In estrema sintesi, tutti gli esercenti attività di impresa e professione a partire dal 30 giugno 2022 dovranno farsi trovare “accessoriati” di terminale necessario per l’accettazione della moneta elettronica sotto forma di carta di debito o credito, e non potranno rifiutare tale forma di pagamento, qualsiasi sia l’importo da incassare. Quest’ultimo punto merita di essere nuovamente sottolineato visto che, a tutt’oggi, non è infrequente trovarsi dinnanzi a cartelli che recitato “pagamento bancomat non accettato per importi inferiori a…”. Tutto questo avrà fine.
Se di questa novità si era già stati messi a corrente con la prima versione del decreto, il quadro si è ulteriormente arricchito in seconda battuta, con l’introduzione di un’ulteriore previsione le cui conseguenze in capo ai contribuenti infedeli potrebbero essere ancora più incisive ed efficaci.
Nascosta tra i meandri di un passaggio che, ad una prima lettura, non risulta immediatamente intellegibile, si nasconde infatti una previsione di grande impatto.
Viene disposto che: “All’articolo 22, comma 5, ultimo periodo, del decreto-legge 26 ottobre 2019, n. 124, convertito dalla legge 19 dicembre 2019, n. 157, in materia di trasmissione dei dati relativi alle operazioni giornaliere saldate con mezzi di pagamento elettronici, le parole «di cui al comma 1-ter» sono soppresse”.
Traduciamo dal fiscalese… Il D.L. 124/2019, cd. decreto Crescita, articolo 22, era la misura con la quale era stato introdotto il credito di imposta riconosciuto sulle commissioni per pagamenti elettronici. Tornando indietro con la memoria, facilmente ricorderemo che tale misura era stata assunta poiché da un lato si intendeva incentivare l’utilizzo della moneta elettronica, ma contestualmente si voleva venire incontro agli esercenti costretti al pagamento di maggiori commissioni bancarie, derivanti appunto dall’incrementato ricorso a questa forma di incasso.
Il credito di imposta per pagamenti elettronici si era poi arricchito un’ulteriore previsione, con l’incremento al 100% delle commissioni, laddove l’esercente avesse adottato i cd. sistemi di incasso evoluti, ovvero pos collegati direttamente al registratore telematico. Con riferimento a questo credito di imposta, previsto dal comma 1-ter dell’articolo 22, il comma 5 ultimo periodo richiedeva che i gestori della moneta elettronica (e quindi le società che gestiscono le carte di credito e i circuiti bancari bancomat) trasmettessero l’ammontare del transato all’Agenzia delle Entrate, per la verifica del credito di imposta spettante.

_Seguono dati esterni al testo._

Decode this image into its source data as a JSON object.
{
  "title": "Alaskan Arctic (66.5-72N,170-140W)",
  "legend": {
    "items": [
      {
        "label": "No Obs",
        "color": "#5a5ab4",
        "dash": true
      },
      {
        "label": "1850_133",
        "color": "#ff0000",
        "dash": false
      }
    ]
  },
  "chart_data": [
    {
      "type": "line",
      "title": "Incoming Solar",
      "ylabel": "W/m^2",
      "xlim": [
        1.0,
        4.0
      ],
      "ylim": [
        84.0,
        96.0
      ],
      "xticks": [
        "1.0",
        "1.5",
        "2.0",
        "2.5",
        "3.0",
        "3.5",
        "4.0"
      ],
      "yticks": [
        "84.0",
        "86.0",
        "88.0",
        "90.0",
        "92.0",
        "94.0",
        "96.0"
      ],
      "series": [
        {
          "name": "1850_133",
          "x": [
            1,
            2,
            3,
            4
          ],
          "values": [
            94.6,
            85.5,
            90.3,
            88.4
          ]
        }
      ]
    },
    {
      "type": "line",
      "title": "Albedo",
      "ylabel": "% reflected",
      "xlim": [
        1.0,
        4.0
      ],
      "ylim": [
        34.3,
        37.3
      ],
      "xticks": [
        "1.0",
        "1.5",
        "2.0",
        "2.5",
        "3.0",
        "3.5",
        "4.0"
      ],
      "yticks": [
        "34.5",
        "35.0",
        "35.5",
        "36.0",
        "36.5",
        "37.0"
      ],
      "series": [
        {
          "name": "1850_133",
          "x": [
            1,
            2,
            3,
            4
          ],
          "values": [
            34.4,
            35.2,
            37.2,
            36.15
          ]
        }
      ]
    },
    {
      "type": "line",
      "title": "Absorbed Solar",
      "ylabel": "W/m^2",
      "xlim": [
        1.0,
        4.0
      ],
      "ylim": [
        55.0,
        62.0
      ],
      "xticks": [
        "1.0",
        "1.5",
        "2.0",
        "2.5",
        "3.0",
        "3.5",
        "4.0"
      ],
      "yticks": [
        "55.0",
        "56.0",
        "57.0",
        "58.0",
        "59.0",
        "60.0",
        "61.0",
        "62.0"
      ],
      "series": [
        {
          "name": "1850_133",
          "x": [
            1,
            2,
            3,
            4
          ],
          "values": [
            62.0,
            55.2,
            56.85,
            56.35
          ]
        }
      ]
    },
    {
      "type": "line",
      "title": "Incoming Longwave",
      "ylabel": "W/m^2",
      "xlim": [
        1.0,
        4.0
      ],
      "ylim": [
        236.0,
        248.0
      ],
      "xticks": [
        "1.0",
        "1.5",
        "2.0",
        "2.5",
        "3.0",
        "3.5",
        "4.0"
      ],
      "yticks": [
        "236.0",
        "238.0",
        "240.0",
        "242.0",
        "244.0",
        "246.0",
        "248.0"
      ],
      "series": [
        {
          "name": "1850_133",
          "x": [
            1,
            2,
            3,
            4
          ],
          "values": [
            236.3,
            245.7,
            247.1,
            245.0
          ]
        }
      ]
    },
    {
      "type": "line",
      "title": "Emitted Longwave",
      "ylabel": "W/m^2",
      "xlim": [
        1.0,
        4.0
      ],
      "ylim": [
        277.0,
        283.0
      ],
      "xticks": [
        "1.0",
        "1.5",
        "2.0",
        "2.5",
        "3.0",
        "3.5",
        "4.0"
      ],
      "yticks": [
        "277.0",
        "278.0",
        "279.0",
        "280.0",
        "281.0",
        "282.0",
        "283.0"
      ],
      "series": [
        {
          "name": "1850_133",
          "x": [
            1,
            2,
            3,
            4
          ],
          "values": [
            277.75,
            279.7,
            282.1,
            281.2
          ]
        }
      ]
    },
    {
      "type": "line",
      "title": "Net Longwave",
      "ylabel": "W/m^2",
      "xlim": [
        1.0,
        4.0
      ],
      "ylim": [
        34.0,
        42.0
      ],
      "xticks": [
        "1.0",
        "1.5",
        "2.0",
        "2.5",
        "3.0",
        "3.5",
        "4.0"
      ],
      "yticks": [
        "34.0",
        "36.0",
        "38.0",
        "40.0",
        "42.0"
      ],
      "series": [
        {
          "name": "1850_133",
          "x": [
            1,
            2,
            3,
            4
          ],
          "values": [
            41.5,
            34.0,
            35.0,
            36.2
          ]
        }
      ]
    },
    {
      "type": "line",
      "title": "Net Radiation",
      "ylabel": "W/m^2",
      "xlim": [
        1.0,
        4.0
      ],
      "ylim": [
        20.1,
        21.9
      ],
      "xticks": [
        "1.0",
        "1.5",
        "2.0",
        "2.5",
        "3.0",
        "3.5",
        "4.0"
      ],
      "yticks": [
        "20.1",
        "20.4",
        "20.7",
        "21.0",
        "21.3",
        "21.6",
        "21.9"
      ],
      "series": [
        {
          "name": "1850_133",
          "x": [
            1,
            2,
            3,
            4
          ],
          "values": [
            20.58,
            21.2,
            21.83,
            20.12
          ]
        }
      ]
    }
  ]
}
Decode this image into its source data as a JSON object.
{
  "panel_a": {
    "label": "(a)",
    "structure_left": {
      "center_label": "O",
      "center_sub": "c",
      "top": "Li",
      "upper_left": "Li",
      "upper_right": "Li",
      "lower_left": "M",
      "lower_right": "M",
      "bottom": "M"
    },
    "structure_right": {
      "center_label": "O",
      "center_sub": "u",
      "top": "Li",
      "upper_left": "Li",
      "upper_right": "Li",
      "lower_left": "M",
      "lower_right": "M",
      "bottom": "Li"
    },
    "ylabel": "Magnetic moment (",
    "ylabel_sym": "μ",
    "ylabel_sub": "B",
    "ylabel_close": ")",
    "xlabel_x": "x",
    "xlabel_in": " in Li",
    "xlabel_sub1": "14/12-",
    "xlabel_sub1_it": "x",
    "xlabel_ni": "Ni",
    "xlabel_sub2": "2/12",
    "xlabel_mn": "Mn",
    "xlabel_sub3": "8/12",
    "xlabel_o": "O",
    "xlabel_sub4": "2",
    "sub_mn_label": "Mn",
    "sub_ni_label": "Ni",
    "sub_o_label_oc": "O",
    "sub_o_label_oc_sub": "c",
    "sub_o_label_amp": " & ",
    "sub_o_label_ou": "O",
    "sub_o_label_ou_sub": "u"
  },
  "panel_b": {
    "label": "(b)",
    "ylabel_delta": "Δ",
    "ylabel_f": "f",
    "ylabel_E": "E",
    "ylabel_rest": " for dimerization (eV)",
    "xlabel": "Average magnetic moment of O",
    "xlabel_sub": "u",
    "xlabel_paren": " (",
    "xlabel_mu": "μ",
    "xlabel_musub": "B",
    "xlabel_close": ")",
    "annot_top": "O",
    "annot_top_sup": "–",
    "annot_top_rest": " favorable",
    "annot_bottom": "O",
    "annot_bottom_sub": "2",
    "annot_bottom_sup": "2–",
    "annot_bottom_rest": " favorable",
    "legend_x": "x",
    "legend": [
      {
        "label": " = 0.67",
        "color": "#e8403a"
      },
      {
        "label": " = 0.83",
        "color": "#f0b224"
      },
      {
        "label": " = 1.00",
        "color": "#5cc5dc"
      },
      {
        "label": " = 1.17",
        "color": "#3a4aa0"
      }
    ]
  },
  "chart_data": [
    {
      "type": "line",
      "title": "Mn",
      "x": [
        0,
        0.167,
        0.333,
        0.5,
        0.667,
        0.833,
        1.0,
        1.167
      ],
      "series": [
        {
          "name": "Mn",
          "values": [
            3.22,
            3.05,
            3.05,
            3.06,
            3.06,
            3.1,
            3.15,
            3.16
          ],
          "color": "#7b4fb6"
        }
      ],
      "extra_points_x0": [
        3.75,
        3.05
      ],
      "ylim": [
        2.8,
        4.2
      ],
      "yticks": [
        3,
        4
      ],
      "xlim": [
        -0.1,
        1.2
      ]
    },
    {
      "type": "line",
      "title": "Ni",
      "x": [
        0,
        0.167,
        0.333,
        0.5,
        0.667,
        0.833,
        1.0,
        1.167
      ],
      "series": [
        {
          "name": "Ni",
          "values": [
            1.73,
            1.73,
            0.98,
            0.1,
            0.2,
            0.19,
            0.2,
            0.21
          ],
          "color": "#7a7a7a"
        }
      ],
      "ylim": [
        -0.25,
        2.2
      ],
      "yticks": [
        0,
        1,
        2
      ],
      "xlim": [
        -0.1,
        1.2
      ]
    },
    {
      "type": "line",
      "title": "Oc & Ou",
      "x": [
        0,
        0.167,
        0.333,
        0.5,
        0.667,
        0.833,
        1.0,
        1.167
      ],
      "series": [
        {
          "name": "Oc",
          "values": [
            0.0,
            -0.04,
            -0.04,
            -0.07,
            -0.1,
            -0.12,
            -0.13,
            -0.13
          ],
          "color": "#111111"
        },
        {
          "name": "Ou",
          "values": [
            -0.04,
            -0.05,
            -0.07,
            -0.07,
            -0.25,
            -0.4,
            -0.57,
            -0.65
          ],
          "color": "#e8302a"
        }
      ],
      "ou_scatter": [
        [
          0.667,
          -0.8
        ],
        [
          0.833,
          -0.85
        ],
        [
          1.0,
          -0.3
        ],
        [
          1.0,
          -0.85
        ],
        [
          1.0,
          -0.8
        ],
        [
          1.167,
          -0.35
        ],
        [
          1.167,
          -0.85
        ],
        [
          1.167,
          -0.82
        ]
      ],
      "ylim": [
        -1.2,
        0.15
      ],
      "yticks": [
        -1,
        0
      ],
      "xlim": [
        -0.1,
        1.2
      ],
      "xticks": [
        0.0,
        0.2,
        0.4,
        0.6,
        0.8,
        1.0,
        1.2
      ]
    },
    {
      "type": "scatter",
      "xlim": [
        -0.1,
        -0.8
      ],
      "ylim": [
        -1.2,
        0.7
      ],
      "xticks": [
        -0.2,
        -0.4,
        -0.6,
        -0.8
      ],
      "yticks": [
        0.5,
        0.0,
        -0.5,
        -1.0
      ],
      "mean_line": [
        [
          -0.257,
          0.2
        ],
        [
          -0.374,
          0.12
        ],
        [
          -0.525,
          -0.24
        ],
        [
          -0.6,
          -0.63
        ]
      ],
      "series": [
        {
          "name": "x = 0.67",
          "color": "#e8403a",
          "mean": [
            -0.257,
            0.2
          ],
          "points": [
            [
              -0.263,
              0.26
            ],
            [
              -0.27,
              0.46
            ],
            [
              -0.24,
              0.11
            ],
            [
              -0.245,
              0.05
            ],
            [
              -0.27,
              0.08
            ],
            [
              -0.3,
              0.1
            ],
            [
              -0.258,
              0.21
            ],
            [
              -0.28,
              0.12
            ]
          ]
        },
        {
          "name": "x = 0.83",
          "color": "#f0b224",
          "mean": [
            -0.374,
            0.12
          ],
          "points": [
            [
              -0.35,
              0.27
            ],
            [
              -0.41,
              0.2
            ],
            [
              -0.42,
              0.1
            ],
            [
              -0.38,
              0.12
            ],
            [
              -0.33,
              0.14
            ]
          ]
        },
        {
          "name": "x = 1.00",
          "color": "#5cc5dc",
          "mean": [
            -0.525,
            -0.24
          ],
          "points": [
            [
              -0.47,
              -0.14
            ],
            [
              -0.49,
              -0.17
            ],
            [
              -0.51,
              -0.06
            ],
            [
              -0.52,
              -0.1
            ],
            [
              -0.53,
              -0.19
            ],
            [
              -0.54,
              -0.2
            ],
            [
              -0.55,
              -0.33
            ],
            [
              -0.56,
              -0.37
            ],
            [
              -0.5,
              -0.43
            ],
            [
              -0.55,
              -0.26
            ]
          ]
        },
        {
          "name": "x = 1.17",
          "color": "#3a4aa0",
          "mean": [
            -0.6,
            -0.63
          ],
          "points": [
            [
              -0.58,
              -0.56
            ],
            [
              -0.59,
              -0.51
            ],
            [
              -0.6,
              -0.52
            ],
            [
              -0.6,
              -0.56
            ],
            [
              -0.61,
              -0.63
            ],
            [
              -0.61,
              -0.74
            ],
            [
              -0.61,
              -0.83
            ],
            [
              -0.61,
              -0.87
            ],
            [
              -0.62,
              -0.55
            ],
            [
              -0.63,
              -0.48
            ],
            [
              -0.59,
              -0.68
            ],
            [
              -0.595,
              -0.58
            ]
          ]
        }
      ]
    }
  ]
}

Ebbene, coordinando il tutto, in sostanza il decreto Pnrr2, andando a cancellare quel riferimento al comma 1-ter, altro non fa che imporre a chi gestisce i circuiti di moneta elettronica (Visa, Mastercard, Bancomat ecc.) di trasmettere telematicamente all’Agenzia delle Entrate l’importo complessivo delle transazioni giornaliere effettuate.
Lo scopo della misura è palese: l’Agenzia delle Entrate potrà in questo modo disporre, per ciascun contribuente, da un lato dei dati emergenti dai corrispettivi elettronici trasmessi dal contribuente stesso, e dall’altro lato dell’ammontare degli incassi effettuati in moneta elettronica da quel contribuente, grazie ai dati trasmessi dai gestori della moneta elettronica. Di conseguenza, potranno facilmente emergere le discordanze tra incassi e “scontrini”, con conseguenti possibili verifiche.
Si noti che ad essere trasmesso sarà l’ammontare complessivo delle transazioni, non il dettaglio delle transazioni stesse. Pertanto, l’Agenzia delle entrate verrà messa a conoscenza del totale giornaliero incassato in moneta elettronica da ciascun esercente, ma non dei dati dei soggetti che hanno effettuato i pagamenti. Pertanto, non saranno tracciabili profili di spesa, e quindi non si pongono problemi di privacy in capo a imprese e consumatori che pagano con moneta elettronica.